Most adults with scoliosis don’t require surgery, although it may be considered if:
- the amount of spinal curvature is greater than 50 degrees
- the curvature progresses 5 degrees or more within one year and the curve is greater than 40 to 45 degrees
- pain is persistent and severe
- lung function is impaired because of the spinal curvature.
Because surgery for adult scoliosis is complex and carries a high risk of complications, it is usually considered only after all other options, such as medication and physical therapy, have been exhausted.
Spinal fusion is the main surgical procedure used to treat scoliosis in adults. This procedure involves using screws and rods in conjunction with a bone graft to fuse together two or more adjacent vertebrae. The bone graft may be made from tissue from your own body (autograft), cadaver bone (allograft), or from a biologically manufactured human bone protein that stimulates bone growth. Instrumentation, such as rods, screws, and other hardware, are attached to the spine to partially correct the curvature and to support the spine in order to allow the bones to fuse, providing long-term stability.
Following surgery for scoliosis, most individuals spend several days in the hospital, and they can expect to be mobile within about four weeks. However, because it can take three to six months for vertebrae to fuse completely, it’s best to avoid strenuous activity and heavy lifting until your doctor gives approval for these types of activities.
Low-impact exercise may be recommended, and some doctors advise their patients to consume foods high in calcium, such as dairy products, and to avoid smoking to promote bone formation at the fusion site.
Is Surgery in Adults Effective?
Because of the variety of back problems that can contribute to adult scoliosis and the wide range of surgical options, it’s difficult to make comparisons and determine surgical success rates.
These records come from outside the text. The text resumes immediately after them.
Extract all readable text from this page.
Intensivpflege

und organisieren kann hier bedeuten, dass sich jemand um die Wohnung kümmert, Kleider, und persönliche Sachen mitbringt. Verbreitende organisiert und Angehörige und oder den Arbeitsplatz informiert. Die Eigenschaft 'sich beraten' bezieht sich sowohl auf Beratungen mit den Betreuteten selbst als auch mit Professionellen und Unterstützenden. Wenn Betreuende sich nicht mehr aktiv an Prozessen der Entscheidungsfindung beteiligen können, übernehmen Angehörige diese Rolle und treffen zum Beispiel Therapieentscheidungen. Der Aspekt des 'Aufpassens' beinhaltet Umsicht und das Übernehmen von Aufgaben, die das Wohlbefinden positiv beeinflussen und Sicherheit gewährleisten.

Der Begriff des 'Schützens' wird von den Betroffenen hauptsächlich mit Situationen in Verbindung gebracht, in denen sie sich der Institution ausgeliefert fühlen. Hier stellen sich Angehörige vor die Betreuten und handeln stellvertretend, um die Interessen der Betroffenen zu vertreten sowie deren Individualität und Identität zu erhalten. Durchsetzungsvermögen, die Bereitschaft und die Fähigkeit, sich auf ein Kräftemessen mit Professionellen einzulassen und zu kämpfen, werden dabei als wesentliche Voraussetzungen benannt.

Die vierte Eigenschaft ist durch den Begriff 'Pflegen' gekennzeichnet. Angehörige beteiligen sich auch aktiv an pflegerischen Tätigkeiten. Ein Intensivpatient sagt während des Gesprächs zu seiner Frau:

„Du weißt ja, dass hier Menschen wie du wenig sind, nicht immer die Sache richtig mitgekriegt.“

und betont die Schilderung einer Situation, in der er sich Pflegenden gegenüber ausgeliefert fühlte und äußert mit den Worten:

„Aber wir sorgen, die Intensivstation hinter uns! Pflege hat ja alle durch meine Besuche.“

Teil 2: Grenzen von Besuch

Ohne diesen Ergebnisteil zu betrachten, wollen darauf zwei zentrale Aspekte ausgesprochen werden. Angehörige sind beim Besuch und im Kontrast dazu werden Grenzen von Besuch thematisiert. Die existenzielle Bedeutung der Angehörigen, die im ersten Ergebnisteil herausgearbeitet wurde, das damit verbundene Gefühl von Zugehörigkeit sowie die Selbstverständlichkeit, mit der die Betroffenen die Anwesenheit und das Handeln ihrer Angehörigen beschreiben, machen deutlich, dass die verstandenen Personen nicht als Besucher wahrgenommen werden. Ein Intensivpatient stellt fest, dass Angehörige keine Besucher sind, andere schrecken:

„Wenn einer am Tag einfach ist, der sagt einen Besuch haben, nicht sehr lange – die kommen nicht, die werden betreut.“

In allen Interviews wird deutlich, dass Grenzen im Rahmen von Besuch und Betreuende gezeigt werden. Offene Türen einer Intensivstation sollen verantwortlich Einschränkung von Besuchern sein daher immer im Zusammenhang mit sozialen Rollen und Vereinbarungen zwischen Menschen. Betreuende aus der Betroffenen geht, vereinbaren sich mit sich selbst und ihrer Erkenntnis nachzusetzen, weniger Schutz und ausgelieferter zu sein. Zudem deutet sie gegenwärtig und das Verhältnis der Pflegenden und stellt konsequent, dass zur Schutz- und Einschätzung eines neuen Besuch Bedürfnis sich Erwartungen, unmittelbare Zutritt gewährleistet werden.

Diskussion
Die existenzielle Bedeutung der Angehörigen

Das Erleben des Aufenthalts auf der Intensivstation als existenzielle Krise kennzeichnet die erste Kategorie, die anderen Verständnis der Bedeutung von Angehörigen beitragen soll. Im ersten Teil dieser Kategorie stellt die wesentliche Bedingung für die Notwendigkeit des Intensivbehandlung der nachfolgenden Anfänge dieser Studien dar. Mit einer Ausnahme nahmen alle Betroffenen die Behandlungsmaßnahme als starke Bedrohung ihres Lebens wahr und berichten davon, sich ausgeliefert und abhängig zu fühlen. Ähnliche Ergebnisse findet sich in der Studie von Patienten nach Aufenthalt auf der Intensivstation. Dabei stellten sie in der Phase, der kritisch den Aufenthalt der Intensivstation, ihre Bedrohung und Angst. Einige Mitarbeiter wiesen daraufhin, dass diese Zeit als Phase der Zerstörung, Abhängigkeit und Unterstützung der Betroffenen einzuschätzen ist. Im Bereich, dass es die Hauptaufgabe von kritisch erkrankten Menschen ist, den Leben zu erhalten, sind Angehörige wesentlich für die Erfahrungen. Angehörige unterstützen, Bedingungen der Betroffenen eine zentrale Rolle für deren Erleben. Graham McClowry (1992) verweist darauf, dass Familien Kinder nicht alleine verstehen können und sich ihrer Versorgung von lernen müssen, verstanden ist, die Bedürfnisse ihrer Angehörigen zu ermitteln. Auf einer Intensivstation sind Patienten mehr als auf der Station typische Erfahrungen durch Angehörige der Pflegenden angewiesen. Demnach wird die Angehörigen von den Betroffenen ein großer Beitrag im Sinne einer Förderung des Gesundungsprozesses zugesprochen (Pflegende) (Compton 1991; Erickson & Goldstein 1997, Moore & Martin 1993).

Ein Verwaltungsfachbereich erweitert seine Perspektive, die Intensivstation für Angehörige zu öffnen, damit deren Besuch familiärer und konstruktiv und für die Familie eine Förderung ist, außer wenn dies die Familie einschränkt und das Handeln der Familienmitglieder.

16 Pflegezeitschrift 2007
Nevertheless, recent studies suggest some benefit from surgery in adults.
A 2009 retrospective study of 83 scoliosis patients over age 65, reported in the journal Spine, found that individuals who were treated surgically had less pain, better quality of life, and were more satisfied with their treatment than patients who were not treated surgically. A review of 49 studies of scoliosis surgery in adults ranging in age from 25 to 75, published in the Journal of Neurosurgery, found that surgery for adult scoliosis reduced curvature of the spine and significantly improved disability.
Additionally, newer, minimally invasive surgical procedures show promise. A 2010 study in the Journal of Neurosurgery reported on minimally invasive correction and fusion in 25 adults (average age 63). The results at one year were similar to those seen with traditional open surgery.
Is Surgery for Adult Scoliosis Safe?
High rates of complications have been reported, especially when surgery involves fusion of two vertebrae or there are two curves instead of one. Complications are particularly common among older people and can include pneumonia, persistent pain, infection, and pseudarthrosis (movement at the fused site). In the Journal of Neurosurgery review, investigators found that complications occurred in 40% of the cases, including pseudarthrosis in 13 percent.
If you’re considering surgery for adult scoliosis, make sure you have a clear understanding of its risks and the benefits.